In his first Christmas message as Prime Minister, Mr Johnson said he wanted to remember those who were unable to celebrate the festival publicly or were jailed because of their religious beliefs.
He said his Government would ‘stand in solidarity’ with Christians everywhere.
In a video filmed in front of a Christmas tree in Downing Street, Mr Johnson said he wanted to wish everyone a ‘merry little Christmas’.
He added: ‘It’s that special time of year when, whatever has gone before, we can take an opportunity to celebrate all that is good in the world and to spend time with our friends and family. I hope you are all enjoying a wonderful break with your loved ones, sharing gifts and tucking into some delicious food.’

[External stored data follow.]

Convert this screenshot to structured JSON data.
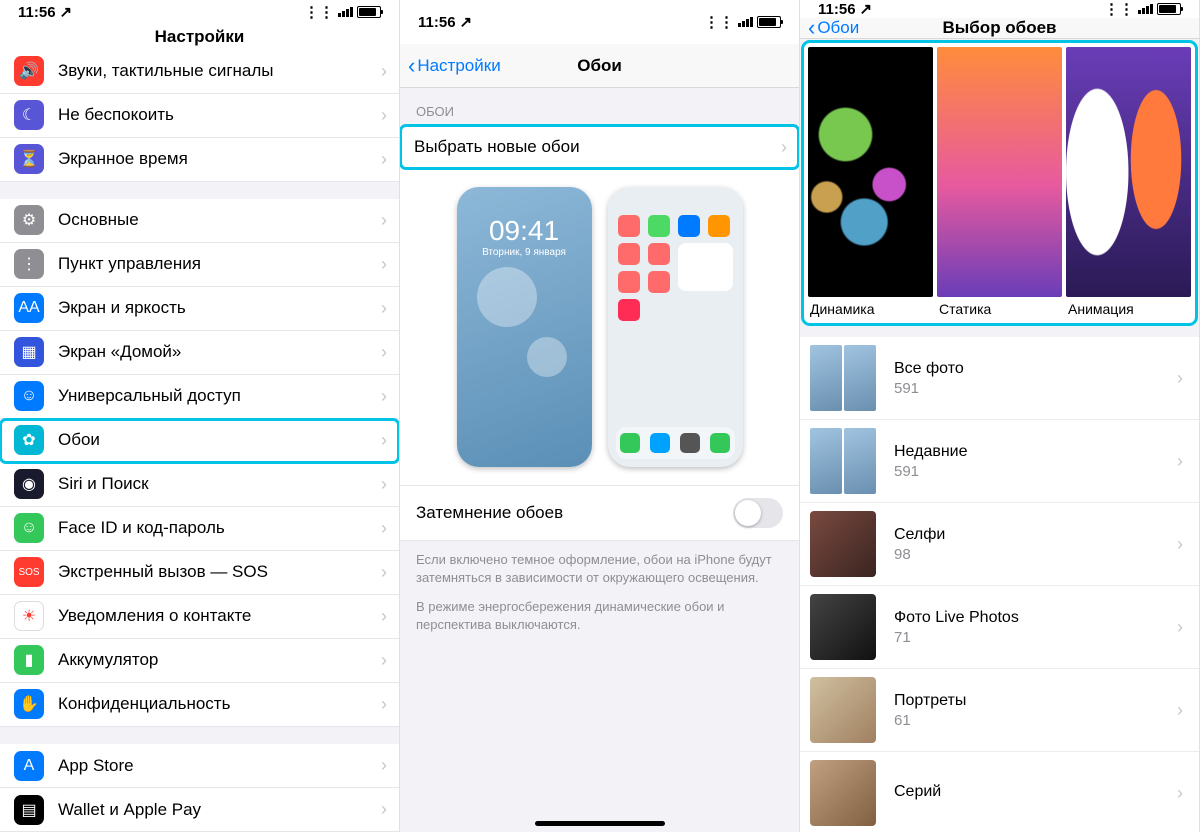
{
  "status": {
    "time": "11:56",
    "loc_icon": "↗"
  },
  "screen1": {
    "title": "Настройки",
    "g1": [
      {
        "label": "Звуки, тактильные сигналы",
        "icon": "🔊",
        "bg": "#ff3b30"
      },
      {
        "label": "Не беспокоить",
        "icon": "☾",
        "bg": "#5856d6"
      },
      {
        "label": "Экранное время",
        "icon": "⏳",
        "bg": "#5856d6"
      }
    ],
    "g2": [
      {
        "label": "Основные",
        "icon": "⚙",
        "bg": "#8e8e93"
      },
      {
        "label": "Пункт управления",
        "icon": "⋮",
        "bg": "#8e8e93"
      },
      {
        "label": "Экран и яркость",
        "icon": "AA",
        "bg": "#007aff"
      },
      {
        "label": "Экран «Домой»",
        "icon": "▦",
        "bg": "#3355dd"
      },
      {
        "label": "Универсальный доступ",
        "icon": "☺",
        "bg": "#007aff"
      },
      {
        "label": "Обои",
        "icon": "✿",
        "bg": "#00b8d4"
      },
      {
        "label": "Siri и Поиск",
        "icon": "◉",
        "bg": "#1a1a2e"
      },
      {
        "label": "Face ID и код-пароль",
        "icon": "☺",
        "bg": "#34c759"
      },
      {
        "label": "Экстренный вызов — SOS",
        "icon": "SOS",
        "bg": "#ff3b30"
      },
      {
        "label": "Уведомления о контакте",
        "icon": "☀",
        "bg": "#ffffff",
        "fg": "#ff3b30",
        "border": "1px solid #ddd"
      },
      {
        "label": "Аккумулятор",
        "icon": "▮",
        "bg": "#34c759"
      },
      {
        "label": "Конфиденциальность",
        "icon": "✋",
        "bg": "#007aff"
      }
    ],
    "g3": [
      {
        "label": "App Store",
        "icon": "A",
        "bg": "#007aff"
      },
      {
        "label": "Wallet и Apple Pay",
        "icon": "▤",
        "bg": "#000"
      }
    ],
    "highlight_label": "Обои"
  },
  "screen2": {
    "back": "Настройки",
    "title": "Обои",
    "section": "ОБОИ",
    "choose": "Выбрать новые обои",
    "darken": "Затемнение обоев",
    "clock": "09:41",
    "date": "Вторник, 9 января",
    "footer1": "Если включено темное оформление, обои на iPhone будут затемняться в зависимости от окружающего освещения.",
    "footer2": "В режиме энергосбережения динамические обои и перспектива выключаются."
  },
  "screen3": {
    "back": "Обои",
    "title": "Выбор обоев",
    "tiles": [
      {
        "cap": "Динамика"
      },
      {
        "cap": "Статика"
      },
      {
        "cap": "Анимация"
      }
    ],
    "albums": [
      {
        "name": "Все фото",
        "count": "591",
        "thumb": "pair"
      },
      {
        "name": "Недавние",
        "count": "591",
        "thumb": "pair"
      },
      {
        "name": "Селфи",
        "count": "98",
        "thumb": "selfie"
      },
      {
        "name": "Фото Live Photos",
        "count": "71",
        "thumb": "live"
      },
      {
        "name": "Портреты",
        "count": "61",
        "thumb": "portrait"
      },
      {
        "name": "Серий",
        "count": "",
        "thumb": "series"
      }
    ]
  }
}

The PM praised NHS workers, police and civil servants who are working through the holidays, and expressed his gratitude to members of the Armed Forces on deployments, and to their friends, family and children who have an ’empty chair at the table’.
He stressed the day’s religious significance, both in Britain and other countries: ‘Christmas Day is, first and foremost, a celebration of the birth of Jesus Christ. It is a day of inestimable importance to billions of Christians.
‘Today of all days, I want us to remember those Christians around the world who are facing persecution.
‘For them, Christmas Day will be marked in private, in secret, perhaps even in a prison cell. As Prime Minister, that’s something I want to change.
‘We stand with Christians everywhere, in solidarity, and will defend your right to practise your faith.’